Sommelier addio. Così i ristoranti statunitensi rispondono alla crisi economica

4 Mar 2024, 15:51 | a cura di
La denuncia del New York Times evidenzia un cambiamento del settore Horeca nel post pandemia. Per molti esercizi una figura che fino a pochi anni fa era osannata e ricercata ora è diventata un lusso, di cui si può fare a meno, per questioni di bilancio

Vita dura per i sommelier nel mercato statunitense. Questa figura professionale che fino a qualche anno fa era diventata una celebrità anche grazie a film-documentari come Somm, di Jason Wise, ora si ritrova in difficoltà a causa della scelta di molti ristoranti di fare a meno del loro apporto in sala. Tutto questo in un clima economico in cui il settore della ristorazione americana, che li aveva idolatrati, ha dovuto riassestarsi dopo l'urto subito nel periodo della pandemia e  della successiva crisi inflattiva e dei consumi.

Sia chiaro: sui tavoli dei locali negli Stati Uniti, il vino viene ancora servito regolarmente, ma a mancare progressivamente sono proprio quelle figure professionali chiamate a curare la lista vini, a selezionare le migliori etichette, a formare i dipendenti, a raccontare le giuste storie di viticoltori, e di territori, ai commensali.

Il sommelier in sala "è diventato un lusso"

La considerazione arriva dalle pagine del New York Times, quotidiano statunitense che per descrivere questo nuovo scenario non usa mezzi termini: il lavoro del sommelier è diventato per molti esercizi un vero e proprio lusso, ma sacrificabile nei freddi bilanci nel modello di ristorazione che si è via via affermato nel post-pandemia.
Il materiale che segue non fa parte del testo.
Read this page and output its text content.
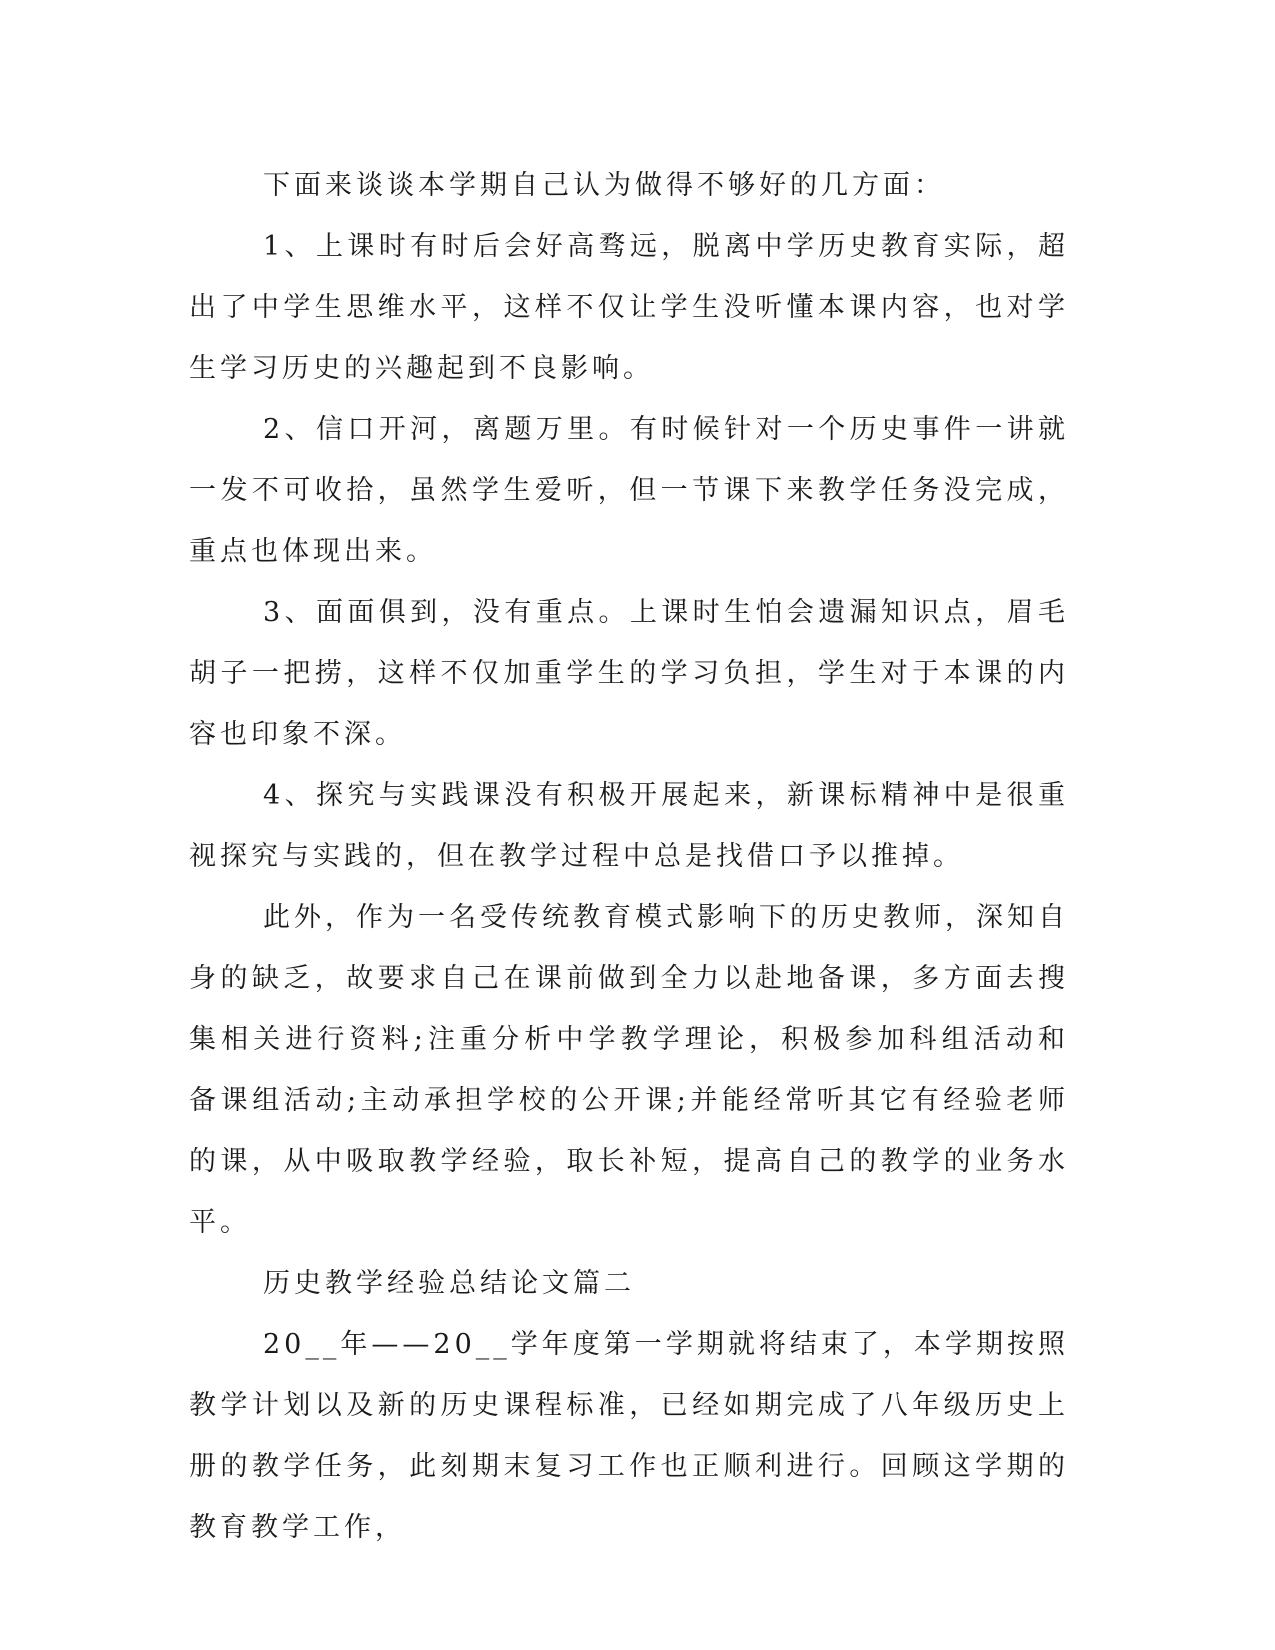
下面来谈谈本学期自己认为做得不够好的几方面：

1、上课时有时后会好高骛远，脱离中学历史教育实际，超出了中学生思维水平，这样不仅让学生没听懂本课内容，也对学生学习历史的兴趣起到不良影响。

2、信口开河，离题万里。有时候针对一个历史事件一讲就一发不可收拾，虽然学生爱听，但一节课下来教学任务没完成，重点也体现出来。

3、面面俱到，没有重点。上课时生怕会遗漏知识点，眉毛胡子一把捞，这样不仅加重学生的学习负担，学生对于本课的内容也印象不深。

4、探究与实践课没有积极开展起来，新课标精神中是很重视探究与实践的，但在教学过程中总是找借口予以推掉。

此外，作为一名受传统教育模式影响下的历史教师，深知自身的缺乏，故要求自己在课前做到全力以赴地备课，多方面去搜集相关进行资料;注重分析中学教学理论，积极参加科组活动和备课组活动;主动承担学校的公开课;并能经常听其它有经验老师的课，从中吸取教学经验，取长补短，提高自己的教学的业务水平。

历史教学经验总结论文篇二

20__年——20__学年度第一学期就将结束了，本学期按照教学计划以及新的历史课程标准，已经如期完成了八年级历史上册的教学任务，此刻期末复习工作也正顺利进行。回顾这学期的教育教学工作，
Il risultato è evidente nella gamma ristretta delle carte dei vini proposte attualmente: meno creatività, più essenzialità. Di fatto, come fa notare l'autore dell'articolo (Eric Asimov), quei ruoli specificamente dedicati al sommelier sono ora demandati a baristi, camerieri o agli stessi manager dei ristoranti che, in aggiunta alle loro mansioni, si occupano di vino.

Carte dei vini semplificate e più attenzione a far quadrare i conti

La tendenza alla semplificazione delle carte vini è testimoniata sia da Étienne Guérin, che dal ruolo di responsabile vino per M. Wells nel Queens e per Gage & Tollner a Brooklyn, ora lavora per Sotheby nell'Upper East Side, sia da Cedric Nicaise, sommelier proprietario del Noortwyck nel Greenwich Village. E tra i pareri raccolti dal quotidiano c'è anche quello di Yumilka Ortiz, giovane sommelier di Cucina Alba a Chelsea, con trascorsi anche in Italia: «Attorno a una bottiglia puoi creare un'intera esperienza», anche se ora in molti ristoranti «l'attenzione si è spostata dall'ospitalità alle vendite e ai volumi. Ora - ammette - ho molto meno tempo per parlare con gli ospiti del ristorante e capire i loro bisogni e i loro desideri».

Il problema interessa meno i ristoranti di fascia alta

La pandemia ha provocato dei cambiamenti nel mercato Horeca. Ad esempio, molti professionisti della ristorazione, cucina e sala, hanno trovato impieghi alternativi rispetto agli orari e alla mancanza di benefici del lavoro in ristorazione. Come conseguenza, i ristoranti hanno incrementato i salari per attirare i lavoratori rinunciando, in tutto o in parte, ai loro stock di vino per far quadrare i conti. Lo scenario illustrato dal New York Times vale, in generale, meno per i ristoranti di fascia alta e più per quelli di fascia media. Il futuro del segmento è incerto, ma moderatamente roseo secondo Paul Roberts, ex gestore vino per i ristoranti Thomas Keller, che al Nyt si dice fiducioso che ristoranti e sommelier tornino a crescere e prosperare. Anche se occorrerà fare i conti col profilo psicologico dei consumatori che sono attualmente pessimisti, nonostante negli Stati Uniti l'economia stia dando, recentemente, segni di ripresa.